The question I have for you is how many of you are using probiotic supplements, diet, etc. to specifically change your microbiomes? How have you heard about these treatments and have you noticed any impact on your MS or MS-related symptoms?
Calvo-Barreiro et al. Selected Clostridia Strains from The Human Microbiota and their Metabolite, Butyrate, Improve Experimental Autoimmune Encephalomyelitis. Neurotherapeutics (2021); Published: 07 April 2021.
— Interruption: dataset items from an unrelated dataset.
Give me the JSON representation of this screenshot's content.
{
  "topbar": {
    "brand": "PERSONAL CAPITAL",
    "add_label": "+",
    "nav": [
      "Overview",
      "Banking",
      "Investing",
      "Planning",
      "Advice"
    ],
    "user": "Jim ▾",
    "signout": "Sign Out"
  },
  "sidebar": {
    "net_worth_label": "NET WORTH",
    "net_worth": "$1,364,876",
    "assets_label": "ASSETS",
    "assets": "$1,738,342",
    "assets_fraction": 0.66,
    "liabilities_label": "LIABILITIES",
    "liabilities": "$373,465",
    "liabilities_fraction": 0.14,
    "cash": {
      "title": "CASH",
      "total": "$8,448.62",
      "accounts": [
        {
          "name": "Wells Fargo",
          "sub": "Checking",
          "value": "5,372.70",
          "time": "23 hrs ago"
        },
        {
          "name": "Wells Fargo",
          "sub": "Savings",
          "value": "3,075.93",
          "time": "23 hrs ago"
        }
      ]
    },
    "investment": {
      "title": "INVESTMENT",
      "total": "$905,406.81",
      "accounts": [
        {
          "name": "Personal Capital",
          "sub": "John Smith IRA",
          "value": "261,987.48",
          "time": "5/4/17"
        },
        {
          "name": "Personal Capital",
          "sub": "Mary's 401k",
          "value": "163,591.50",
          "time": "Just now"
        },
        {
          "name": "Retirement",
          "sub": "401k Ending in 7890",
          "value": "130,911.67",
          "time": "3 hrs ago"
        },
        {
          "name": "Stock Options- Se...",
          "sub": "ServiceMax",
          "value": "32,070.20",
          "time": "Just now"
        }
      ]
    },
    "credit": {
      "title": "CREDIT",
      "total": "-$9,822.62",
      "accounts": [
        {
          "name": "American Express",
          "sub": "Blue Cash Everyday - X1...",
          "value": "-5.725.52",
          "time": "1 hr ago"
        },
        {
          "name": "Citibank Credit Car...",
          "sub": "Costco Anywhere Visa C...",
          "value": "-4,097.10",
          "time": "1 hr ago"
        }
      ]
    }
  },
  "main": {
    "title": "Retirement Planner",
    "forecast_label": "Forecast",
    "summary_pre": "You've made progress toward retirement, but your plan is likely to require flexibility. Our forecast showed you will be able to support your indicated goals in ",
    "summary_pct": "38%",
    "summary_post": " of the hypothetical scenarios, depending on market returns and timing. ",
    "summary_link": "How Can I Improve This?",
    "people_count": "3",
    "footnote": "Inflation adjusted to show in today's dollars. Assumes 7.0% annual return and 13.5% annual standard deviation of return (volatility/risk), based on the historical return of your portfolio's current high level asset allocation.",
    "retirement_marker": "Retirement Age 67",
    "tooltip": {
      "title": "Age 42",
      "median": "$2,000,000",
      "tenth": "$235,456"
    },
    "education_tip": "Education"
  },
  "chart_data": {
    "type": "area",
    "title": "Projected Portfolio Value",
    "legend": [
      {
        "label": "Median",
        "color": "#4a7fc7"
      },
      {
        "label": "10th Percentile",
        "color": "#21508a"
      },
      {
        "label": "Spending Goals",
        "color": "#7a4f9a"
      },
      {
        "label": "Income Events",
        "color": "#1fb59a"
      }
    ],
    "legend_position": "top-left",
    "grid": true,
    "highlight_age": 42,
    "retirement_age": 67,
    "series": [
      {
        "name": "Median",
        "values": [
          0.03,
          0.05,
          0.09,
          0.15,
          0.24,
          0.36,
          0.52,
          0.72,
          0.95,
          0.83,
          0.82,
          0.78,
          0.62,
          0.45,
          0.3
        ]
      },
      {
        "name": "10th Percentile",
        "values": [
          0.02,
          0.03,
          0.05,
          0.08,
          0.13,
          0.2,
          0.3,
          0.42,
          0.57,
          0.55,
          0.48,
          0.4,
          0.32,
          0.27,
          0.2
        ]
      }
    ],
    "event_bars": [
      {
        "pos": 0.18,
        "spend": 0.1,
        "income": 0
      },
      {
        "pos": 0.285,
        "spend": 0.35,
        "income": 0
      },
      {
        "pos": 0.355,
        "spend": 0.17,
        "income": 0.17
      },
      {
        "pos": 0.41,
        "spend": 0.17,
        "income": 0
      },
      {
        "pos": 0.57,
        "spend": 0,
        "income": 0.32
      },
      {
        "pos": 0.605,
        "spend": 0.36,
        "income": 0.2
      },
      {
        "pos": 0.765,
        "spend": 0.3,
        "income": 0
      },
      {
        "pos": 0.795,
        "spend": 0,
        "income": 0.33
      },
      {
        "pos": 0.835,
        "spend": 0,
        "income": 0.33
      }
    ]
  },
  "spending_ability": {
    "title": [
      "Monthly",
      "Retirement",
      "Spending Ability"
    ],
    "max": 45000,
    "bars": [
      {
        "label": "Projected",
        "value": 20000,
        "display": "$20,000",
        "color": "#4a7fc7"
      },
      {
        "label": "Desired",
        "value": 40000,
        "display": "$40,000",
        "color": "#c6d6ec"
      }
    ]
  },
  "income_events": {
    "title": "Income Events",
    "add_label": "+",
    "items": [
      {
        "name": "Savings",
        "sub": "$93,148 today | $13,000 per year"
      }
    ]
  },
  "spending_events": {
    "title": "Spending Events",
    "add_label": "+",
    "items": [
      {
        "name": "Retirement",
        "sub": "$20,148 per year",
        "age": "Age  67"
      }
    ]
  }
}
Gut microbiome studies in multiple sclerosis (MS) patients are unravelling some consistent but modest patterns of gut dysbiosis. Among these, a significant decrease of Clostridia cluster IV and XIVa has been reported. In the present study, we investigated the therapeutic effect of a previously selected mixture of human gut-derived 17 Clostridia strains, which belong to Clostridia clusters IV, XIVa, and XVIII, on the clinical outcome of experimental autoimmune encephalomyelitis (EAE). The observed clinical improvement was related to lower demyelination and astrocyte reactivity as well as a tendency to lower microglia reactivity/infiltrating macrophages and axonal damage in the central nervous system (CNS), and to an enhanced immunoregulatory response of regulatory T cells in the periphery. Transcriptome studies also highlighted increased antiinflammatory responses related to interferon beta in the periphery and lower immune responses in the CNS. Since Clostridia-treated mice were found to present higher levels of the immunomodulatory short-chain fatty acid (SCFA) butyrate in the serum, we studied if this clinical effect could be reproduced by butyrate administration alone. Further EAE experiments proved its preventive but slight therapeutic impact on CNS autoimmunity. Thus, this smaller therapeutic effect highlighted that the Clostridia-induced clinical effect was not exclusively related to the SCFA and could not be reproduced by butyrate administration alone. Although it is still unknown if these Clostridia strains will have the same effect on MS patients, gut dysbiosis in MS patients could be partially rebalanced by these commensal bacteria and their immunoregulatory properties could have a beneficial effect on MS clinical course.
General Disclaimer: Please note that the opinions expressed here are those of Professor Giovannoni and do not necessarily reflect the positions of the Barts and The London School of Medicine and Dentistry nor Barts Health NHS Trust and are not meant to be interpreted as personal clinical advice.